In other cases, the limited library of examples and teaching ideas stymied designers. Familiar only with the few examples of high-design/high-budget simulations shown at trade shows and conferences, designers often lamented the lack of budgets to do a good simulation. They did not realize that a combination of a problem-based approach to learning and effective storytelling techniques could lead to similarly engaging learning environments, even if they lacked the eye appeal of the video and graphics.

 

Similarly, because most early e-learning textbooks emphasized an approach to designing instruction that applied Gagne’s (1985) events of instruction, few designers experimented with other approaches to learning, such as discovery learning or electronic performance support (though interest in these ideas was always strong). Most significantly, many e-learning designers primarily focused their efforts on designing courses. Many were surprised when they encountered a range of problems during implementation, from small oversights (like trying to avoid monotony by varying the wording of instructions and, in the process, confusing learners) to major blunders that were often beyond the scope of the course content, but had a significant effect on acceptance. For example, they might have failed to market an e-learning course, then they wondered why no one took it.

 

Research shows that experienced designers primarily work by instinct (for example, Rowland 2004 and 1993, and van Tiem 2004), so perhaps the challenge with some of these early applications of e-learning was that individual and collective instincts around e-learning had not been honed.

 

Now they have. As a result, designers have a more mature approach to e-learning. As Singapore- and London-based knowledge management consultant and Handbook contributor Patrick Lambe observes, “e-learning content design will be less constrained by the old ... school of instructional design, and there will be more adventurous design work using e-learning modules less for teaching content and more for engaging or supporting practice (modules become much more like tools).”

 

Lambe is one of several contributors who see e-learning increasingly moving into informal domains.

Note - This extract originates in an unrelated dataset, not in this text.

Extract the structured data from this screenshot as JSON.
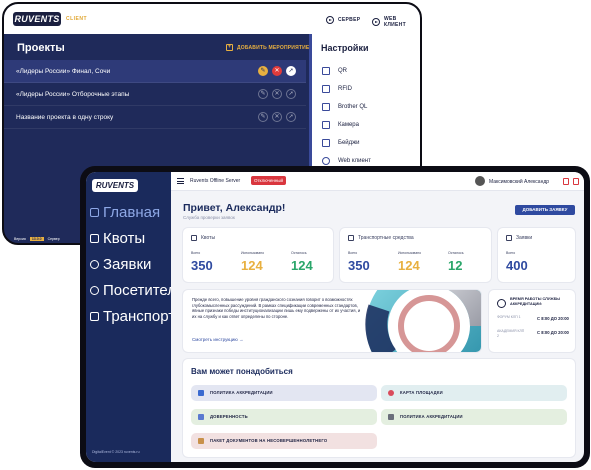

Lambe and best-selling author and Handbook contributor Marc Rosenberg both see e-learning increasingly used for knowledge management and performance support, especially in the workplace.

 

Organizations will increasingly rely on their internal systems to provide meaningful content to workers at the time and in the context of need. The content will gradually grow to take different forms. Although sometimes the content will be in the form of tutorials, the content might also provide practice, reminders, quick facts, advice, and similar types of useful content. Rosenberg notes that the move to this type of learning represents a cultural shift for most organizations. Lambe suggests they might respond by moving training out of the training organization and into the line organizations, so that learning content is developed as closely as possible to the place where it is created.

 

Rosenberg adds that organizations will be sensitive to all of the non-technical issues associated with making e-learning a success. These issues include finding electronic alternatives to an instructor throwing out candy to class, assuring nervous managers that e-learning really can help workers develop their skills, and resolving a myriad of copyright issues with e-learning in university curricula (from the use of copyrighted material in an electronic classroom (rules differ because the class can be recorded) to resolving copyright issues with course content).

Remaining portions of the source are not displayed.